Obama took some precious TV bully pulpit prime time and wasted it.  He could have reassured the nation and announced that he would invoke the 14th Amendment and unilaterally raise the debt ceiling. Of course, that would not have been in keeping with the maintenance of National Crisis Mode, and would have ruined the 11th hour rescue in which he unilaterally orders the Debt Ceiling raised anyway, and makes us all so grateful we will become true believers in cutting Medicare and Medicaid and Social Security to save them.  Instead of mouthing the same tired platitudes of shared family sacrifice and timidly "asking" hedge fund managers to pay just a little more, he could have called for an increase in the FICA tax on only the first hundred grand to "protect Social Security for future generations." (Congressman Dennis Kucinich is pointing to the many occasions when Candidate O promised just this option.)

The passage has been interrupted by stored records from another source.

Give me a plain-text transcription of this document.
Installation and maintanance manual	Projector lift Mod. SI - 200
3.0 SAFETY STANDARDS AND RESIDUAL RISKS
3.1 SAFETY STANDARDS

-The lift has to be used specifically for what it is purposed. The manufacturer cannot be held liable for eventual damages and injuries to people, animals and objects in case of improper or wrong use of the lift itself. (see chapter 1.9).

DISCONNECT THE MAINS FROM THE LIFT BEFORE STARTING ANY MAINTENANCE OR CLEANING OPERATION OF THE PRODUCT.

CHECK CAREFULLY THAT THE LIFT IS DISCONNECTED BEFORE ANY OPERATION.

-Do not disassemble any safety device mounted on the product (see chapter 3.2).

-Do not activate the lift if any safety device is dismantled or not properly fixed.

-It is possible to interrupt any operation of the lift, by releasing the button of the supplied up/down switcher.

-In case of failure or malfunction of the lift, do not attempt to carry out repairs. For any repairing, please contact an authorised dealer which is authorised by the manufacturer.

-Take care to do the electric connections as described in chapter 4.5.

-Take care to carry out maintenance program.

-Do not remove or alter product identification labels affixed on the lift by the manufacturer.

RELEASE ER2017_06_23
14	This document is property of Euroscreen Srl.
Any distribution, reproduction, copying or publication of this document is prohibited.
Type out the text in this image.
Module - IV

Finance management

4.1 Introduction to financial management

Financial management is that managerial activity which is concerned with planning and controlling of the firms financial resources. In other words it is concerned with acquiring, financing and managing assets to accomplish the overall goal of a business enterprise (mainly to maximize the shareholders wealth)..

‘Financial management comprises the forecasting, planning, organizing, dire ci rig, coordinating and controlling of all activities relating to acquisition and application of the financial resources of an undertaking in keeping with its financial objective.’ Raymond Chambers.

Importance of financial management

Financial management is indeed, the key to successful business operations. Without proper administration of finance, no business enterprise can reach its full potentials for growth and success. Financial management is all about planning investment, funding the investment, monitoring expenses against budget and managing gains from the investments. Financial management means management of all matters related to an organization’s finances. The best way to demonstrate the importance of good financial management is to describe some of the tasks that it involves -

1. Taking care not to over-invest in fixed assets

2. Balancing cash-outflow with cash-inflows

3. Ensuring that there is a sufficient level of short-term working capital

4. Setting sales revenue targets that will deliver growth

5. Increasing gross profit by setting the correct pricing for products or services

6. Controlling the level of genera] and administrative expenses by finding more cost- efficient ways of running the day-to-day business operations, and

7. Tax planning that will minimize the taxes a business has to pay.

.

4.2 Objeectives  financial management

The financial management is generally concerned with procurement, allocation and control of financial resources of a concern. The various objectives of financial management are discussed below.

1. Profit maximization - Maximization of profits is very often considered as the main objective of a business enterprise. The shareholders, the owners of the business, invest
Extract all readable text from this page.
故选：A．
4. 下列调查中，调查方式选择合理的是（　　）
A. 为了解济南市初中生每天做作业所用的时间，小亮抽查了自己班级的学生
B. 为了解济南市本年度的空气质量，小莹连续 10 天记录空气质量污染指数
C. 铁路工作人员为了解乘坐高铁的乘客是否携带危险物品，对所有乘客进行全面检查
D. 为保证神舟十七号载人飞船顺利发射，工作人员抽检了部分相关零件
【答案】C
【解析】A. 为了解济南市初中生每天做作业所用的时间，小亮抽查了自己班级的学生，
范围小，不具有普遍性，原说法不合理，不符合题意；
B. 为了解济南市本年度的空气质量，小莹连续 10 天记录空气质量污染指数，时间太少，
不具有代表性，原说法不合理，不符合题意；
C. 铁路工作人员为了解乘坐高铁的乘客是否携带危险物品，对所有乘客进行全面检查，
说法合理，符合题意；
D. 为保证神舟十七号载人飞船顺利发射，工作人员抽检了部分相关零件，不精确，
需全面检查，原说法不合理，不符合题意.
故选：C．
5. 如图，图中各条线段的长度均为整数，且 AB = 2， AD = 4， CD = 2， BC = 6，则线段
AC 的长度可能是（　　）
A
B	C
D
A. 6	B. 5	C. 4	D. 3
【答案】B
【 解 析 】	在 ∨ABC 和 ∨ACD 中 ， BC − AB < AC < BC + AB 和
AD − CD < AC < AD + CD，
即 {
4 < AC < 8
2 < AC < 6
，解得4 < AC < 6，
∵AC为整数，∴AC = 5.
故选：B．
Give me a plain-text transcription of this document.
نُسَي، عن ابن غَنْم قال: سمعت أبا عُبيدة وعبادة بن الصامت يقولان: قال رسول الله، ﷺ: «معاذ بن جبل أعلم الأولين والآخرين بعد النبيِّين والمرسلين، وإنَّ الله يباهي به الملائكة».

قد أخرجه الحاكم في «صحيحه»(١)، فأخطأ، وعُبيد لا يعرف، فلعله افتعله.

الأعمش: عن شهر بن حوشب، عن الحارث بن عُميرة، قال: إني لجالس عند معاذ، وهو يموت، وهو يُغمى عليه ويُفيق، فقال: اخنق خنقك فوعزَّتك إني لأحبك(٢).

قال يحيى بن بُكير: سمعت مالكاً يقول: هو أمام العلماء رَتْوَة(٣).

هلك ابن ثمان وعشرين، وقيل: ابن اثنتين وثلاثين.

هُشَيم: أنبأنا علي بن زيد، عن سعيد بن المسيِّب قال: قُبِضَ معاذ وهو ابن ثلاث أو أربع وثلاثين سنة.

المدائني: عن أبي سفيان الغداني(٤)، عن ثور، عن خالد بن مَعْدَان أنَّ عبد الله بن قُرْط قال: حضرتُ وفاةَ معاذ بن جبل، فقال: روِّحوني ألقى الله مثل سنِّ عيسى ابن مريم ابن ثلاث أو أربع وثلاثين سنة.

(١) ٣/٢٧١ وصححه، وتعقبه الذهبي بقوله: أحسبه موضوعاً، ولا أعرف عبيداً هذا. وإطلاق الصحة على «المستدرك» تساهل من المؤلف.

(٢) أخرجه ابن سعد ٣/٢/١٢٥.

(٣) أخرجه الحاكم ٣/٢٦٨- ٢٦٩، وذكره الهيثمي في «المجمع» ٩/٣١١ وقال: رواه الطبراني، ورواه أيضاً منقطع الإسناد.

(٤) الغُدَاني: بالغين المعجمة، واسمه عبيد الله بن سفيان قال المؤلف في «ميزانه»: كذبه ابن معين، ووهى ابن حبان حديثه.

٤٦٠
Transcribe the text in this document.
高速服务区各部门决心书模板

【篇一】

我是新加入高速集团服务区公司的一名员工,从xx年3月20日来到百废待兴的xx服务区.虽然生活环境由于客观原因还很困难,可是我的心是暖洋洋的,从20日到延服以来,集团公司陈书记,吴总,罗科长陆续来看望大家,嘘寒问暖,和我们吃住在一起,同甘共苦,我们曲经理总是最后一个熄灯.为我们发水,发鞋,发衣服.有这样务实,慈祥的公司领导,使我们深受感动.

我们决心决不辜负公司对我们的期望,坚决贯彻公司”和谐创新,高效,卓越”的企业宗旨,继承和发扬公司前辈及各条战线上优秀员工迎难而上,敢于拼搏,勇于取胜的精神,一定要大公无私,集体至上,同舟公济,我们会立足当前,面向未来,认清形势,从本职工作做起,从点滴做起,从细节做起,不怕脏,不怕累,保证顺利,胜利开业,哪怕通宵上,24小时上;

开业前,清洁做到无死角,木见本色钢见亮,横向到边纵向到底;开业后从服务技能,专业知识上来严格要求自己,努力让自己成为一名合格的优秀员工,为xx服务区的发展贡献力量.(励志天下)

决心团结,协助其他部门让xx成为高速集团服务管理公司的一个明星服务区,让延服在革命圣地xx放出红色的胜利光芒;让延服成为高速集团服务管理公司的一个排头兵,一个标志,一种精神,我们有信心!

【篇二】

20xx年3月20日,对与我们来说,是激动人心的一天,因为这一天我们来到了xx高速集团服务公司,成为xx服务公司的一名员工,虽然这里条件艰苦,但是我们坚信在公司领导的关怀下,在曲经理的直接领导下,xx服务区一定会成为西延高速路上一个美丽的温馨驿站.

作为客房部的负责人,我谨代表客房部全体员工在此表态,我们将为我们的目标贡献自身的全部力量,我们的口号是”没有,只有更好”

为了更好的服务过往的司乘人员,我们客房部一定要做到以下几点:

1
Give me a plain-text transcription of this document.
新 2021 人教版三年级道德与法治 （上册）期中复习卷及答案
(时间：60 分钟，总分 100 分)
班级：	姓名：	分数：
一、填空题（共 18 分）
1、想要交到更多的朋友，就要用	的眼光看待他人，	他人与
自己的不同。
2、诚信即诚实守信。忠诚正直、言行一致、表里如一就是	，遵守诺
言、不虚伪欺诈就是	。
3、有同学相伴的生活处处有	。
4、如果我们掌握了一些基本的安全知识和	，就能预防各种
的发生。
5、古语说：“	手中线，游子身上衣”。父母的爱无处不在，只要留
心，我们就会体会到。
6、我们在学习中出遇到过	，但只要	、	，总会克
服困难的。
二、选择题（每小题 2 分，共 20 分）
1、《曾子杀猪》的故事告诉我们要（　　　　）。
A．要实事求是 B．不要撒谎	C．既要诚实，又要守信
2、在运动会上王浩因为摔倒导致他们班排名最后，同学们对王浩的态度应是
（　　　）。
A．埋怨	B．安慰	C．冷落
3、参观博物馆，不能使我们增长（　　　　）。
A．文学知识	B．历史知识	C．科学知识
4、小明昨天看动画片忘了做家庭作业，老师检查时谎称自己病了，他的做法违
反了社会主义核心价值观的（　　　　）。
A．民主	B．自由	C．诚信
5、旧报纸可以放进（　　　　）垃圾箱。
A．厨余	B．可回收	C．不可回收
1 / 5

Kucinich asks: "In a lifetime, will our party have journeyed from the New Deal to the Raw Deal?"


Exactly.... and the journey to perdition is commencing at such breathtaking speed, we are left sitting open-mouthed, not knowing what has even hit us. Or, as Paul Krugman put it in his blog today: "Meh, Bleh and Eek."

Update: Speaking of mendacity and cluelessness, Dean Baker now writes that Obama committed a real bad gaffe (or lied) about the origins of the deficit. Obama blamed the trillions number purely on the Bush tax cuts and wars. But according to Baker:


The huge deficits came about entirely as a result of the economic downturn brought about by the collapse of the housing bubble. This misunderstanding of the origins of the budget deficit could explain President Obama’s willingness to make large cuts to core social welfare programs, like Social Security, Medicare and Medicaid.
Do you think that Obama's "misunderstanding" has anything to do with the fact that his treasury secretary, Timothy Geithner, was chairman of the NY Fed during the bubble and collapse --  that he was asleep at the switch or complicit when the banks were recklessly funding and investing in and selling toxic subprime mortgages?  Or that his current Chief of Staff, Megabanker Bill Daley, was on the board of the public/private Fannie Mae when it was buying up Countrywide mortgages and enriching its CEOs with obscene bonuses even as it too burst from the bubble of its own  greed?  The Oval Office is a corporate racket, notwithstanding the equally corrupt lunatics of the Republican wing of the Uniparty.  Obama's minions are among the tangled web of culprits who helped cause the suffering that just won't stop, the ones who left we the taxpayers holding the bag. Not only have they never been held to account, they have been rewarded with the job of running the  country.  And yet we still wonder why Obama is doing nothing about jobs for the rest of us.